The transjugular intrahepatic portosystemic shunt (TIPS) is an established treatment for complications of portal hypertension in patients with liver cirrhosis. While its use has increased and indications have broadened in recent years, recent comprehensive data on patient characteristics, trends, and in-hospital mortality in Germany are lacking. This study aimed to evaluate current clinical patterns and mortality outcomes associated with TIPS. This nationwide cross-sectional study used anonymized hospital data from the German InEK database between 2019 and 2023. TIPS procedures were identified using relevant OPS codes. Patient demographics, liver cirrhosis stage (Child-Pugh), hepatic encephalopathy grade, comorbid conditions, and in-hospital mortality were analyzed descriptively. Analyses were conducted using SAS 9.4. A total of 12,905 TIPS procedures were documented. Annual case numbers rose from 2180 in 2019 to 2954 in 2023. Most patients were male (66.3%) and aged 60-74 years. Ascites (68.6%) was the most frequent associated diagnosis, followed by variceal bleeding (16.4%) and hepatorenal syndrome (14.9%). The average hospital stay decreased from 19.6 to 16.8 days. Overall in-hospital mortality was 8.5%, increasing with age (13.0% in ≥75 years), Child-Pugh C cirrhosis (14.9%), PCCL grade 4 (17.6%), hepatorenal syndrome (16.7%), and grade 4 hepatic encephalopathy (56.1%). TIPS usage in Germany has increased over the past five years, with a shift toward earlier disease stages. Higher in-hospital mortality in clinically complex patients underscores the importance of careful patient selection and tailored management strategies in high-risk groups.

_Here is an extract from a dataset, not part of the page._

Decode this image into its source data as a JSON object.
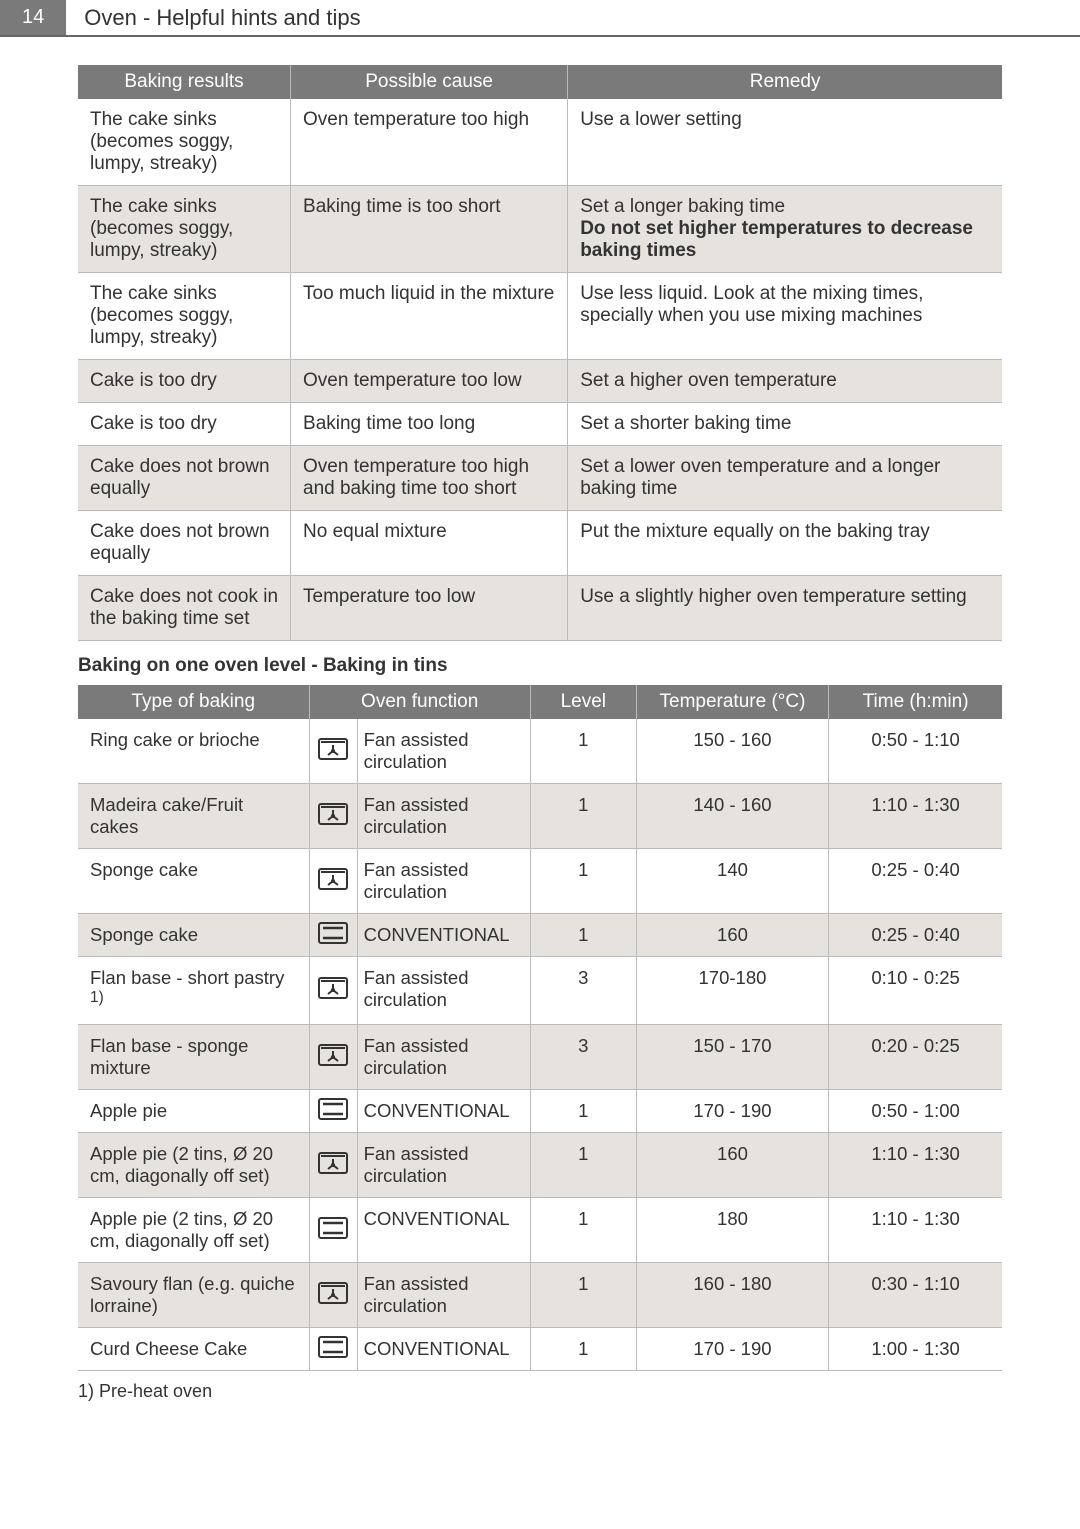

经颈静脉肝内门体分流术(TIPS)是治疗肝硬化患者门静脉高压并发症的一种成熟疗法。尽管近年来其应用有所增加且适应证有所拓宽,但德国目前缺乏关于患者特征、趋势及住院死亡率的综合数据。本研究旨在评估与TIPS相关的当前临床模式及死亡结局。这项全国性横断面研究使用了2019年至2023年德国InEK数据库中的匿名医院数据。通过相关的OPS编码识别TIPS手术。对患者人口统计学特征、肝硬化分期(Child-Pugh)、肝性脑病分级、合并症及住院死亡率进行描述性分析。使用SAS 9.4进行分析。共记录了12,905例TIPS手术。年病例数从2019年的2180例增至2023年的2954例。大多数患者为男性(66.3%),年龄在60 - 74岁之间。腹水(68.6%)是最常见的相关诊断,其次是静脉曲张出血(16.4%)和肝肾综合征(14.9%)。平均住院天数从19.6天降至16.8天。总体住院死亡率为8.5%,随年龄增长而升高(≥75岁患者中为13.0%),Child-Pugh C级肝硬化患者为14.9%,PCCL 4级患者为17.6%,肝肾综合征患者为16.7%,4级肝性脑病患者为56.1%。在过去五年中,德国TIPS的使用有所增加,且有向疾病早期阶段转变的趋势。临床复杂患者较高的住院死亡率凸显了在高危人群中谨慎选择患者及制定个性化管理策略的重要性。